# 🌾 Week 1: Introduction to R
**PLS 120 - Applied Statistics in Agriculture**

**Binder Developer:** Mohammadreza Narimani  
**Lab Content Developer:** Parastoo Farajpoor  
**Date:** 2025-10-01

This lab will cover the basics of R, including loading data, creating vectors, data frames and tables, and making simple plots. Please follow along with the code chunks provided.

## 🔢 Data Types in R

In R, data can be stored in different types, depending on the kind of information it represents. The basic data types in R are:

1. **Integer**: Whole numbers without decimals. Such as 1, 355, etc. Numbers like 2.5, 34.7 are NOT integers.
2. **Numeric**: Numbers (both integers and decimals).
3. **Character**: Text or string data.
4. **Logical**: TRUE or FALSE values.
5. **Factor**: Categorical data with levels.

We can find out the data type of a variable by using `class()` function. The output of this function is one word, specifying the data type or class.

**Note:** In R, the assignment operator `<-` is equivalent to `=` (like equal sign in math)

**Expected Output:** You'll see words like `"numeric"`, `"integer"`, `"character"`, `"logical"`

In [None]:
# Example of an integer variable
# Notice how R reads this variable as numeric
count <- 10
class(count)

In [None]:
# To define 'count' as integer, you can add 'L' after the value of the variable.
count <- 10L
class(count)

In [None]:
# Example of a numeric variable
x <- 3.14
class(x)  # Returns the type of the object

In [None]:
# If we want to give our x a value with decimal as an integer, we'll get an error.
x <- 3.14L
class(x)  # Returns the type of the object

In [None]:
# Example of a character variable
name <- "Statistics"
class(name)

In [None]:
# Example of a logical variable
is_student <- TRUE
class(is_student)

## 📊 Working with Vectors

Vectors are a series of numbers in one dimension. It means that they only have one row, but they can have different columns. Let's define a vector (a series of numbers) and assign the numbers to a variable called 'vector':

**Mathematical notation:** A vector **v** = (v₁, v₂, v₃, ..., vₙ)

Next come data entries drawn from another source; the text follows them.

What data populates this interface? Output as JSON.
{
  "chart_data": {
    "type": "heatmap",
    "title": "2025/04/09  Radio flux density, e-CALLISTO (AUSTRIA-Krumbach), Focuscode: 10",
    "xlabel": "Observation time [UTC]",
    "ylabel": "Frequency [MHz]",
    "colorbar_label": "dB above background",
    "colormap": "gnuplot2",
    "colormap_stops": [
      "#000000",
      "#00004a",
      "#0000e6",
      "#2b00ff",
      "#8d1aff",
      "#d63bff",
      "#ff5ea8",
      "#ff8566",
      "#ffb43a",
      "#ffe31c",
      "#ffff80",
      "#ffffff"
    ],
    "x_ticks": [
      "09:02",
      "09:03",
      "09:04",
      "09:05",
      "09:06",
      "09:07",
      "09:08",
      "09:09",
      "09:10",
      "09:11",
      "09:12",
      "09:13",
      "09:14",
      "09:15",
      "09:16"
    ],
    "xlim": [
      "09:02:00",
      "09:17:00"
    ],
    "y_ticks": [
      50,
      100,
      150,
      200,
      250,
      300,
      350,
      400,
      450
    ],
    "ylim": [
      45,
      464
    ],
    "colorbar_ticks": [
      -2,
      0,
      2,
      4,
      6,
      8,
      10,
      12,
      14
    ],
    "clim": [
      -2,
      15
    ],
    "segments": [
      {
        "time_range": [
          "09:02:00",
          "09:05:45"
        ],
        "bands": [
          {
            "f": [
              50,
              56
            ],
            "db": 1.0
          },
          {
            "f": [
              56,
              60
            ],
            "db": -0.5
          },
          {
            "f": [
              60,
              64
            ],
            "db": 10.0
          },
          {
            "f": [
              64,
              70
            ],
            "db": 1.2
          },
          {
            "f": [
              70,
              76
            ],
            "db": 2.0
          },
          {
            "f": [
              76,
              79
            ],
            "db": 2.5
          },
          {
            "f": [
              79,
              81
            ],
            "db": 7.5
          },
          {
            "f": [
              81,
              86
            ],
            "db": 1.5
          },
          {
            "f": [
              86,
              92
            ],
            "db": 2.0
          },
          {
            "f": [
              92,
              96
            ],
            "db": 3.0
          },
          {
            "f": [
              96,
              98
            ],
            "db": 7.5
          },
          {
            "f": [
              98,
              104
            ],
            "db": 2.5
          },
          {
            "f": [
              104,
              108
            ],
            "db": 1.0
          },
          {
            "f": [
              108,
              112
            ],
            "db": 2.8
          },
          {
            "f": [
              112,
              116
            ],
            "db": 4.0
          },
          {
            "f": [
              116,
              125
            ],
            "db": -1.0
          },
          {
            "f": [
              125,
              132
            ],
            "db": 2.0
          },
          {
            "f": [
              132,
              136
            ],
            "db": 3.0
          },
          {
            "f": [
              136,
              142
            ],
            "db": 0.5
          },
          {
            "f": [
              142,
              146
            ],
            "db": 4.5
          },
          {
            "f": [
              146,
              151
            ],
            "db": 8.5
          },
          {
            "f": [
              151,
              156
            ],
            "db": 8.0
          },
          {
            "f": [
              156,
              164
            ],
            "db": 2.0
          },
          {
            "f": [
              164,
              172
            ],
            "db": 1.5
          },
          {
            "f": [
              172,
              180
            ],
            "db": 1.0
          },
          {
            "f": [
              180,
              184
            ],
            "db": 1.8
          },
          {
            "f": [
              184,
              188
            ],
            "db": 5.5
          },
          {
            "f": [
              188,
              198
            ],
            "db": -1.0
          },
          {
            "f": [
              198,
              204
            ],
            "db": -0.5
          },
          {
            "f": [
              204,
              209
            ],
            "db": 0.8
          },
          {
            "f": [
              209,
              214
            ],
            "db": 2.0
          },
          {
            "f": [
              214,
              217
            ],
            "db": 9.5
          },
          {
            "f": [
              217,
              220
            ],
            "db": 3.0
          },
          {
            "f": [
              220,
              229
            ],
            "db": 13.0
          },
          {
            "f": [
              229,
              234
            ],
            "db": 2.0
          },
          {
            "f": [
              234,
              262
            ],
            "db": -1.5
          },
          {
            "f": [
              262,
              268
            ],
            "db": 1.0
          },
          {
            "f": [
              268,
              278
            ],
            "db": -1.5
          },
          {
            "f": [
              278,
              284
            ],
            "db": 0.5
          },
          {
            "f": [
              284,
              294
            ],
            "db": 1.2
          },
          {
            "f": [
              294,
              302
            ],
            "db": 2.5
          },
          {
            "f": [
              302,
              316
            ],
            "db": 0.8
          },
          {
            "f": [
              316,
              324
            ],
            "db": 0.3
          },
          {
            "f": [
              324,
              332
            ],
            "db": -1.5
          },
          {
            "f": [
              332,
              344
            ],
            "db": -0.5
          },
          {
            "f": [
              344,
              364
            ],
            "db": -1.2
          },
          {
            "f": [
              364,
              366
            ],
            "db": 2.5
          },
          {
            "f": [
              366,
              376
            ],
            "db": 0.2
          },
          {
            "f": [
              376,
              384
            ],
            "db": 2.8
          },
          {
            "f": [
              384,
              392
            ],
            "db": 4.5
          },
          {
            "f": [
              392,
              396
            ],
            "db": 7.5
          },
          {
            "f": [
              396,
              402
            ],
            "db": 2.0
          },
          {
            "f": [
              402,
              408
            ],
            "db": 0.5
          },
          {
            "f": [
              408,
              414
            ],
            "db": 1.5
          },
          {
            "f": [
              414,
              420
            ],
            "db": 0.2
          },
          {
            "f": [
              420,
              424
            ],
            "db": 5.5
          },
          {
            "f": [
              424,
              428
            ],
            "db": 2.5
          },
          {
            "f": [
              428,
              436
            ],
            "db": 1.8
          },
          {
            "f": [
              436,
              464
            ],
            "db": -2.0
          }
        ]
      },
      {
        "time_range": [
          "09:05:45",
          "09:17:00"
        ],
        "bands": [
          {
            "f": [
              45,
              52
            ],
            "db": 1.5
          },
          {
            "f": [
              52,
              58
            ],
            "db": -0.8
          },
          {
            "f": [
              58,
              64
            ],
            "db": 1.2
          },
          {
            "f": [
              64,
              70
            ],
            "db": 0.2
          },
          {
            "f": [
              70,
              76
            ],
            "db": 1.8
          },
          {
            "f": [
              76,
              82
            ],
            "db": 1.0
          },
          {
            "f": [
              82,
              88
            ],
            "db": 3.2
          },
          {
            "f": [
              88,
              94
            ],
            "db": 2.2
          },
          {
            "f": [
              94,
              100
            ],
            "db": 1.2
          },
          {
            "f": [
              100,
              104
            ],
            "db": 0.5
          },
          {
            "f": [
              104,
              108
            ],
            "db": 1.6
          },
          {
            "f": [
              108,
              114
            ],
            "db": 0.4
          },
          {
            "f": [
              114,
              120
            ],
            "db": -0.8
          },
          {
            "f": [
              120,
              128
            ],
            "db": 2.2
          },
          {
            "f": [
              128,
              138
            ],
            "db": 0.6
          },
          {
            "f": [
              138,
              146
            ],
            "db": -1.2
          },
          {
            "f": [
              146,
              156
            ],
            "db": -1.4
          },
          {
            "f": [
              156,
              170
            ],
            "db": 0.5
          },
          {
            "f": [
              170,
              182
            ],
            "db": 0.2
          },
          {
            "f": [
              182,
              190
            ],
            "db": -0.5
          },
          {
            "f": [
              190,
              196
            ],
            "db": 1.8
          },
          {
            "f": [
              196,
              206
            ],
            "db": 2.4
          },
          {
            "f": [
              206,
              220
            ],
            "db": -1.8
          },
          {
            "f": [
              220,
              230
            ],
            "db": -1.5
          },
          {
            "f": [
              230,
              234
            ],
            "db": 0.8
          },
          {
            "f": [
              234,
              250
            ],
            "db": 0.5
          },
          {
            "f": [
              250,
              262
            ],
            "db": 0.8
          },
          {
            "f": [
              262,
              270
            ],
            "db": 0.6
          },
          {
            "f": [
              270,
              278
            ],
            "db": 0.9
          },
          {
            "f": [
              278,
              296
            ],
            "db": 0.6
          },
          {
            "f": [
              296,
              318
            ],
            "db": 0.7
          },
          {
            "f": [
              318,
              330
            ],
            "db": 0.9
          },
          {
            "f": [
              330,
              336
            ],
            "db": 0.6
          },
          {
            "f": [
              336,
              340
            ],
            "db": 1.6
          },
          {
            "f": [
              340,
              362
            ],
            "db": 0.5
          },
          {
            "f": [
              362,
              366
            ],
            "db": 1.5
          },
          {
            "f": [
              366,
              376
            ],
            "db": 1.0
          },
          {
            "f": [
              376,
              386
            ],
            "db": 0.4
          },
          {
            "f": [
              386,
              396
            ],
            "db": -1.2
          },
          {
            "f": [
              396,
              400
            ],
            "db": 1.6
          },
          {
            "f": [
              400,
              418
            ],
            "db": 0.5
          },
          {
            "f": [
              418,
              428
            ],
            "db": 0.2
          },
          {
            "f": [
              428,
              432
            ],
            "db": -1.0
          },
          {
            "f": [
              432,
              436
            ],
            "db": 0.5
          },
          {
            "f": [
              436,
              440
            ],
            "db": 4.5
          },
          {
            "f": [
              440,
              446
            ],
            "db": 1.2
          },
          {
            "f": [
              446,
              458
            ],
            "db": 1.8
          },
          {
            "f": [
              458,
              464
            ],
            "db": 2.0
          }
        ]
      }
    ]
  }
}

**Expected Output:** You'll see numbers displayed like: 0 5 6 3 6 9 3

In [None]:
vector_1 <- c(0, 5, 6, 3, 6, 9, 3) # here we make a vector containing a random series of numbers
vector_1

### 🎯 Your Turn!
Complete the vector below with seven different numbers:

In [None]:
# make another vector with seven different numbers
example_1 <- c(8, 9, 20, 8, 9, 20, 8)  # Example numbers - you can change these!
example_1

### 🔢 Sequential Vectors

We can use `seq()` function to create a vector of sequential numbers with our specified range and increments. 

**Formula:** `seq(min, max, increment)`

**Expected Output:** You'll see evenly spaced numbers like: 4.0 4.2 4.4 4.6 4.8 5.0 5.2 5.4 5.6 5.8 6.0

In [None]:
# If we want to create a vector of numbers from 4 to 6 with 0.2 increment, we write:
vector_2 <- seq(4, 6, 0.2)
vector_2
?seq() # using ? before every function will open 'Help' tab to explain it

In [None]:
example_2 <- seq(0, 10, 0.15)
example_2

### 🔗 Combining Vectors

**Expected Output:** You'll see a matrix with 2 rows showing both vectors

In [None]:
# now that we have two vectors, we can combine them to make a single data frame using the rbind() function
suppressWarnings({
  df <- rbind(vector_1, example_1)
})
df

## 📋 Data Frames: Working with 2D Data

We often work with data frames, which are in two dimensions. It means that they have multiple rows and multiple columns.

For working with data frames, we will first need some data to work with. The R language includes several data sets in the language itself to practice this. For the labs, we will most often be using the **"Iris"** data set, which has data describing different species of flowers. 

**Expected Output:** You'll see a structured summary of the iris dataset with 150 observations and 5 variables

In [None]:
flower <- iris # here we assign the iris data in R to an object called flower

# notice the top right corner in 'environment' tab. if you can see the object up there, the data is loaded successfully
str(iris) # now use structure to look at the data

### 📁 Loading External Data

Data can also be loaded using a comma separated value (csv) file. We've included a sample dataset for you!

**Expected Output:** You'll see the structure of the LA_Data dataset

In [None]:
LA_Data <- read.csv("LA_Data.csv") # data can also be loaded using a comma separated value (csv) file
?read.csv() 

str(LA_Data)

### 📖 Understanding Data Types

The `str()` function tells you about data types:

| Type | Description | Example |
|------|-------------|----------|
| **num** | numeric values | 3.14, 2.5 |
| **chr** | character values | "hello", "data" |
| **Factor** | design factors in the experiment | species, treatment |
| **int** | whole integer values | 1, 2, 100 |

## 🧮 R as a Calculator

However, R doesn't always need data to perform its functions. It also works just like a calculator!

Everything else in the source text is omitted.